A good enough finish line for this reset
Today counts when the active task is no longer hidden, the other tabs have one temporary route, and future-you has a visible first move. You can leave research, readings, or personal browsing for a separate, named check instead of trying to decide every tab now.
Keep the parking place smaller than the browser
The current draft, brief, calendar, project document, or task board needed for the next real move. Keep the window tied to the task, not to every possible resource.
One bookmark folder for this project, a reading list, a single note with links, or a named research window. Use only a place you can reopen without rebuilding the search.
Duplicate searches, completed forms, old event pages, articles you decided not to use, closed conversations, or a side quest that now has a saved link.
Write why it matters in the parking place: "compare later," "needs one number," or "ask Jordan." The note can hold the reason so the tab does not have to stay as a visual alarm.
Choose the smallest re-entry: open the project, write the next question, find one source, or name the next file. You do not need to reconstruct the whole day before opening one route back in.

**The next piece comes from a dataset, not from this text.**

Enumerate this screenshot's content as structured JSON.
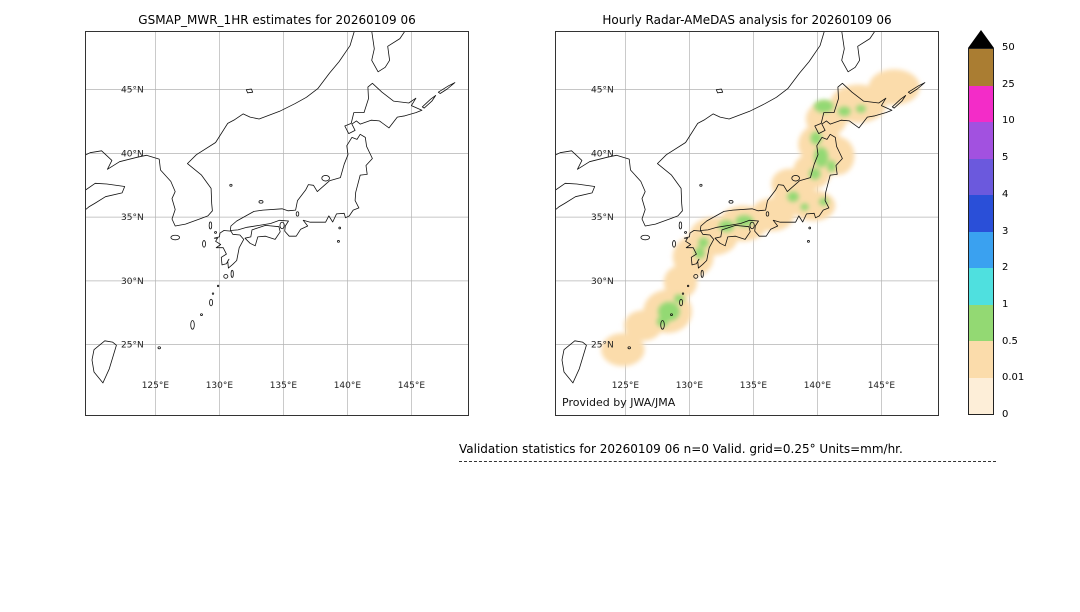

Tabs are often reminders wearing a browser shape
Closing a tab can feel unsafe when the tab is standing in for a task, a question, a decision, or the fear of forgetting. That is why a simple parking place matters. It gives the reason a home before you remove the visual clutter.
Use a limited reset. An empty browser can be satisfying, but it is not required for work to become usable. The useful outcome is a visible current task and less friction when you return from a meeting, message, or interruption.
This is an educational organization tool, not IT, security, legal, or professional advice. Follow your workplace, school, privacy, account, and device requirements when saving links, files, or information.
When work keeps fragmenting into messages, meetings, and side paths
Book 8 builds the work system around the active thread.
This printable clears one digital opening. Work That Works for ADHD adds focus rails, meeting recovery, task handoffs, restart scripts, remote-work systems, and visible next actions before the day disappears into tabs and messages.
FAQ
Why do I keep so many browser tabs open with ADHD?
Open tabs can act like reminders, unfinished decisions, research leads, or a way to avoid forgetting something. The problem is that too many routes can hide the active task and make restarting more expensive.
How do I close browser tabs without losing important things?
Choose one active task window and one parking place for the rest, such as a bookmark folder, reading list, note, or saved link. Capture only what you truly need to return to, then close a small batch.
How many tabs should I close in an ADHD tab reset?
Use a small number that does not turn into an audit, such as five obvious tabs or one type of tab. The useful finish line is an active work window, a parking place, and a return line, not an empty browser.
Is this IT, security, or professional advice?
No. This is an educational organization tool, not IT, security, legal, or professional advice. Follow your workplace, school, privacy, account, and device requirements when saving links, files, or information.